Schneider Daniel, Gandhi Shashank V, Ward Max, White Timothy G, Brown Ethan D L, Pennington Zach, Zimering Jeffrey, Latefi Ahmad, Rekate Harold, Sciubba Daniel M, Lo Sheng-Fu Larry
Department of Neurological Surgery, Donald and Barbara Zucker School of Medicine at Hofstra/Northwell, Lake Success, NY, USA.
Texas Back Institute, Plano, TX, USA.
Global Spine J. 2025 Feb 20:21925682251323220. doi: 10.1177/21925682251323220.
Retrospective Cohort.
Craniovertebral instability can arise from various congenital or acquired conditions, but definitive management often requires craniocervical fusion. This study evaluates whether postoperative clivo-axial angle (CXA) can predict distal junctional failure in patients undergoing craniocervical fusion. While postoperative alignment of the head and cervical spine can be quantified via the CXA, it is unclear whether the CXA can predict distal junctional failure.
All patients undergoing craniocervical decompression and fusion (CCF) for craniovertebral instability between 2012 and 2023 at a single institution were identified.
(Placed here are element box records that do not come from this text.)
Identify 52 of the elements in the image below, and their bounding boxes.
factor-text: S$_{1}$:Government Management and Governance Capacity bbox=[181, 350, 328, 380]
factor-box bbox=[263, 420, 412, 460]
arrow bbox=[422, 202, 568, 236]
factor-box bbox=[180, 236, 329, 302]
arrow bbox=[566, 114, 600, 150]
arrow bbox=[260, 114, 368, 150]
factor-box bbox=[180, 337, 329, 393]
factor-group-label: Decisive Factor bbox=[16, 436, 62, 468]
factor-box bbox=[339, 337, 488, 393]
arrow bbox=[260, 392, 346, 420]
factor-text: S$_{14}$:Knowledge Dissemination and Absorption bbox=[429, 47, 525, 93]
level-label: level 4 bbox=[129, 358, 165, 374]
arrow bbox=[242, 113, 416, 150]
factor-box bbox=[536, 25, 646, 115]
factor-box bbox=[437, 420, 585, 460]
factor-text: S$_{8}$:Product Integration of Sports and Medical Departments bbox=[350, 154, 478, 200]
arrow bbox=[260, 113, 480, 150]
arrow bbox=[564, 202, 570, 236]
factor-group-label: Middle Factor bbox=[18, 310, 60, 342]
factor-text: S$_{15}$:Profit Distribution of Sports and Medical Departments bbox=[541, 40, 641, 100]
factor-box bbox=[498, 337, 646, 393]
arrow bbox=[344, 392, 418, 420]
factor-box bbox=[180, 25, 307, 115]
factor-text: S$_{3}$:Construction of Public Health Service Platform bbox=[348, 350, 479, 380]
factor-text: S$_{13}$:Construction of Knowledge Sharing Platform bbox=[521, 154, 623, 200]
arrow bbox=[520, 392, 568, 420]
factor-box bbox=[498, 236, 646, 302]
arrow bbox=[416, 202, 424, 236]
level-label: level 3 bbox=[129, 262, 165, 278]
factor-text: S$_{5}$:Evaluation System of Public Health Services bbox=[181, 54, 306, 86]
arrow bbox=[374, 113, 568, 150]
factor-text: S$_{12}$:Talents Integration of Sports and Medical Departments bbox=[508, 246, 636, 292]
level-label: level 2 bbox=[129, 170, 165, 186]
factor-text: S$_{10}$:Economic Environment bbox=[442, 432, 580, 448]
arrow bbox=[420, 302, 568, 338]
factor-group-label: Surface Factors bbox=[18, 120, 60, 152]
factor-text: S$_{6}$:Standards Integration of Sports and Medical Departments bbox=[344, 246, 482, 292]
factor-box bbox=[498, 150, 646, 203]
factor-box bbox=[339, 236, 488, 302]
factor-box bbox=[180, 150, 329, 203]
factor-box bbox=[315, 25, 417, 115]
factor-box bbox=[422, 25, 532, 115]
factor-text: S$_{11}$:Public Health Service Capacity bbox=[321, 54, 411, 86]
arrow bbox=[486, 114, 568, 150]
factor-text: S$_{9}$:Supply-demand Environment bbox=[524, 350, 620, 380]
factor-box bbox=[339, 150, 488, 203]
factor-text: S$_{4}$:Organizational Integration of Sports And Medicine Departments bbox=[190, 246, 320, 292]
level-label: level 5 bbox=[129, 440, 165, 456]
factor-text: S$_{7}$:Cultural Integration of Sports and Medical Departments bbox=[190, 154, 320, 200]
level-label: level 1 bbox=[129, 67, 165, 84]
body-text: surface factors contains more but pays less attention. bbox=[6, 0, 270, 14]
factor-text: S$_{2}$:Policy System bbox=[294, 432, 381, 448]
Patients experiencing adjacent segment disease (ASD) were identified and compared to those without said pathology based on CXA, Grabb-Oakes line (pBC2), and the presence of cervical kyphosis, cervical disc degeneration, or subluxation on pre- and postoperative imaging. Statistical analysis included Shapiro-Wilk tests for normality, followed by independent t-tests or Mann-Whitney U tests with FDR adjusted values as appropriate, and univariable logistic regression.
71 patients were included, of whom ten (14.3%) developed distal junctional kyphosis and 3 (4.3%) developed cervical spondylolisthesis. The median postoperative CXA was significantly lower in non-ASD patients (144° [IQR: 140-148°] vs 158° [IQR: 153-162°]; < .001) and logistic regression showed that each 10° degree increase in CXA was associated with a 6.7-fold higher odds of ASD.
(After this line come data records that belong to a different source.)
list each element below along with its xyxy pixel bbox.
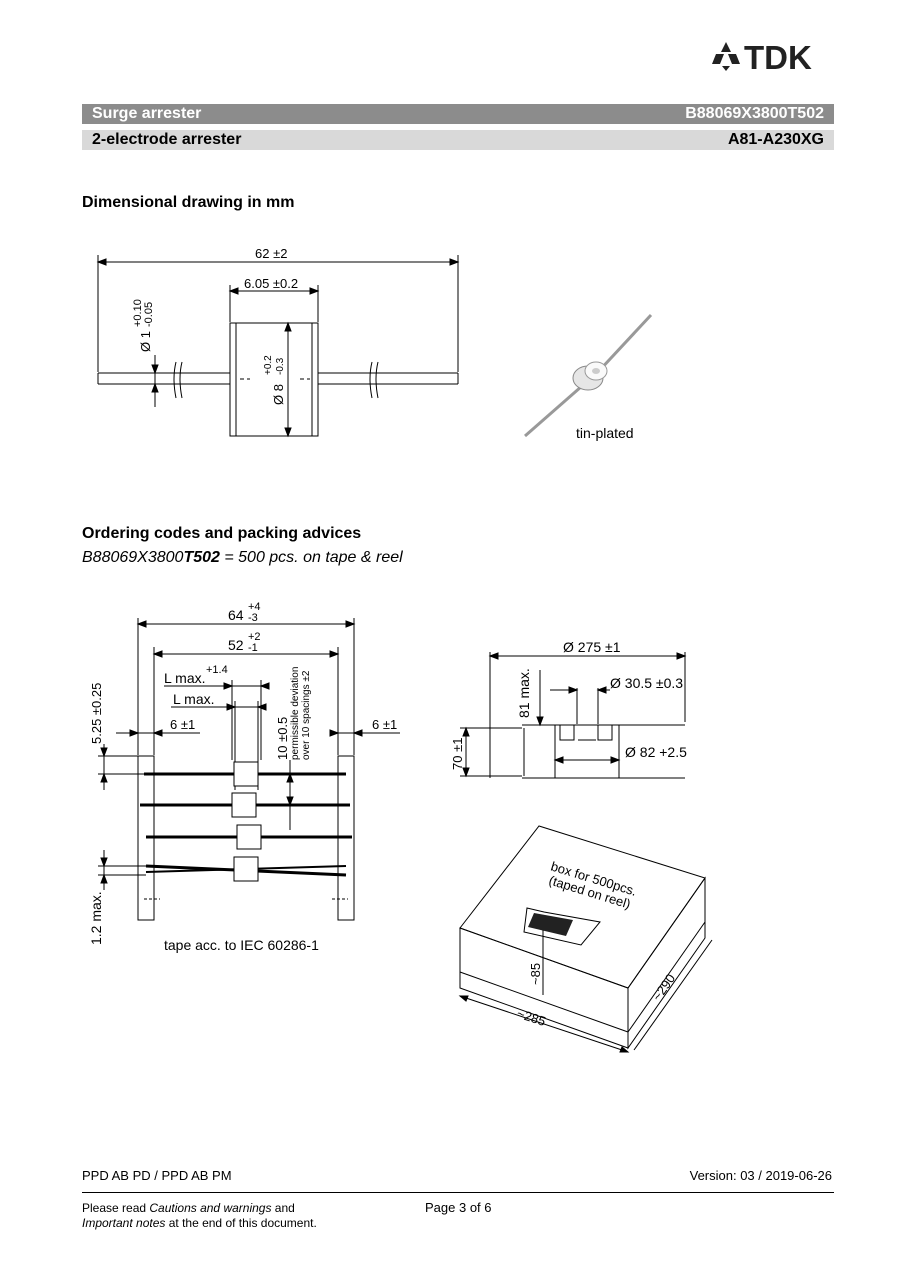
dim-tape-inner: 52 <box>228 637 244 653</box>
tape-caption: tape acc. to IEC 60286-1 <box>164 937 319 953</box>
important-notes-link: Important notes <box>82 1216 166 1230</box>
dim-tape-outer-minus: -3 <box>248 612 258 624</box>
dim-tape-outer-plus: +4 <box>248 601 261 613</box>
product-type: Surge arrester <box>92 105 202 122</box>
dim-lead-tol-plus: +0.10 <box>132 299 144 327</box>
tape-drawing <box>98 618 400 921</box>
dim-tape-outer: 64 <box>228 607 244 623</box>
product-bar: Surge arrester B88069X3800T502 <box>82 104 834 124</box>
dim-10: 10 ±0.5 <box>275 717 290 760</box>
footer-department: PPD AB PD / PPD AB PM <box>82 1168 232 1183</box>
dim-reel-81: 81 max. <box>516 668 532 718</box>
note-text-2: and <box>271 1201 295 1215</box>
dim-lmax-1: L max. <box>164 670 206 686</box>
dim-reel-275: Ø 275 ±1 <box>563 639 621 655</box>
tape-components <box>140 761 352 882</box>
deviation-line-2: over 10 spacings ±2 <box>301 670 312 760</box>
deviation-line-1: permissible deviation <box>290 667 301 760</box>
dim-reel-30-5: Ø 30.5 ±0.3 <box>610 675 683 691</box>
product-series: A81-A230XG <box>727 131 824 148</box>
reel-drawing <box>460 652 687 779</box>
note-text-3: at the end of this document. <box>165 1216 317 1230</box>
dim-body-tol-plus: +0.2 <box>263 355 274 375</box>
footer-version: Version: 03 / 2019-06-26 <box>689 1168 832 1183</box>
dim-6-left: 6 ±1 <box>170 717 195 732</box>
dim-lmax-2: L max. <box>173 691 215 707</box>
dim-body-dia: Ø 8 <box>271 384 286 405</box>
dim-lead-dia: Ø 1 <box>138 331 153 352</box>
code-suffix: = 500 pcs. on tape & reel <box>219 549 403 566</box>
page-number: Page 3 of 6 <box>425 1200 492 1215</box>
dim-5-25: 5.25 ±0.25 <box>89 683 104 744</box>
dim-6-right: 6 ±1 <box>372 717 397 732</box>
tin-plated-label: tin-plated <box>576 425 634 441</box>
dim-lmax-1-tol: +1.4 <box>206 664 228 676</box>
arrester-photo <box>524 313 653 438</box>
dim-tape-inner-plus: +2 <box>248 631 261 643</box>
cautions-link: Cautions and warnings <box>149 1201 272 1215</box>
box-drawing <box>458 825 713 1053</box>
code-prefix: B88069X3800 <box>82 549 184 566</box>
dim-length: 62 ±2 <box>255 246 287 261</box>
section-dimensional-title: Dimensional drawing in mm <box>82 194 295 211</box>
dim-box-285: ~285 <box>515 1006 547 1029</box>
product-subtype: 2-electrode arrester <box>92 131 242 148</box>
ordering-code: B88069X3800T502 <box>685 105 824 122</box>
dim-reel-82: Ø 82 +2.5 <box>625 744 687 760</box>
tdk-logo: TDK <box>712 39 836 76</box>
brand-text: TDK <box>744 40 812 72</box>
dim-box-290: ~290 <box>649 971 678 1004</box>
section-ordering-title: Ordering codes and packing advices <box>82 525 362 542</box>
dim-reel-70: 70 ±1 <box>450 738 465 770</box>
footer-note: Please read Cautions and warnings and Im… <box>82 1201 317 1231</box>
dim-body-length: 6.05 ±0.2 <box>244 276 298 291</box>
dim-body-tol-minus: -0.3 <box>275 357 286 375</box>
tdk-emblem-icon <box>712 42 740 71</box>
arrester-drawing <box>96 255 460 438</box>
footer-divider <box>82 1192 834 1193</box>
dim-tape-inner-minus: -1 <box>248 642 258 654</box>
dim-1-2: 1.2 max. <box>88 891 104 945</box>
subtype-bar: 2-electrode arrester A81-A230XG <box>82 130 834 150</box>
ordering-code-line: B88069X3800T502 = 500 pcs. on tape & ree… <box>82 549 403 567</box>
code-bold: T502 <box>183 549 220 566</box>
dim-lead-tol-minus: -0.05 <box>143 302 155 327</box>
note-text-1: Please read <box>82 1201 150 1215</box>
dim-box-85: ~85 <box>528 963 543 985</box>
We found craniocervical alignment, as assessed by CXA, independently predicted distal junctional disease in patients undergoing craniocervical fusion, possibly due to low preoperative CXA in these patients. Large increases in CXA may contribute to postoperative instrumentation failure.
回顾性队列研究。
颅颈不稳定可由多种先天性或后天性疾病引起,但最终治疗通常需要颅颈融合术。本研究评估术后斜坡-枢椎角(CXA)是否能预测接受颅颈融合术患者的远端交界区失败。虽然头部和颈椎的术后对线可通过CXA进行量化,但尚不清楚CXA是否能预测远端交界区失败。
确定2012年至2023年在单一机构接受颅颈减压融合术(CCF)治疗颅颈不稳定的所有患者。识别出发生相邻节段疾病(ASD)的患者,并根据CXA、格拉布-奥克斯线(pBC2)以及术前和术后影像学检查中是否存在颈椎后凸、颈椎间盘退变或半脱位,与无上述病变的患者进行比较。统计分析包括用于正态性检验的夏皮罗-威尔克检验,随后根据情况进行独立t检验或曼-惠特尼U检验以及经FDR校正值检验,还有单变量逻辑回归分析。
纳入71例患者,其中10例(14.3%)发生远端交界区后凸,3例(4.3%)发生颈椎滑脱。非ASD患者术后CXA中位数显著更低(144°[四分位间距:140 - 148°] 对比158°[四分位间距:153 - 162°];P <.001),逻辑回归显示CXA每增加10°,ASD发生几率高6.7倍。
我们发现,通过CXA评估的颅颈对线情况可独立预测接受颅颈融合术患者的远端交界区疾病,可能是因为这些患者术前CXA较低。CXA大幅增加可能导致术后内固定失败。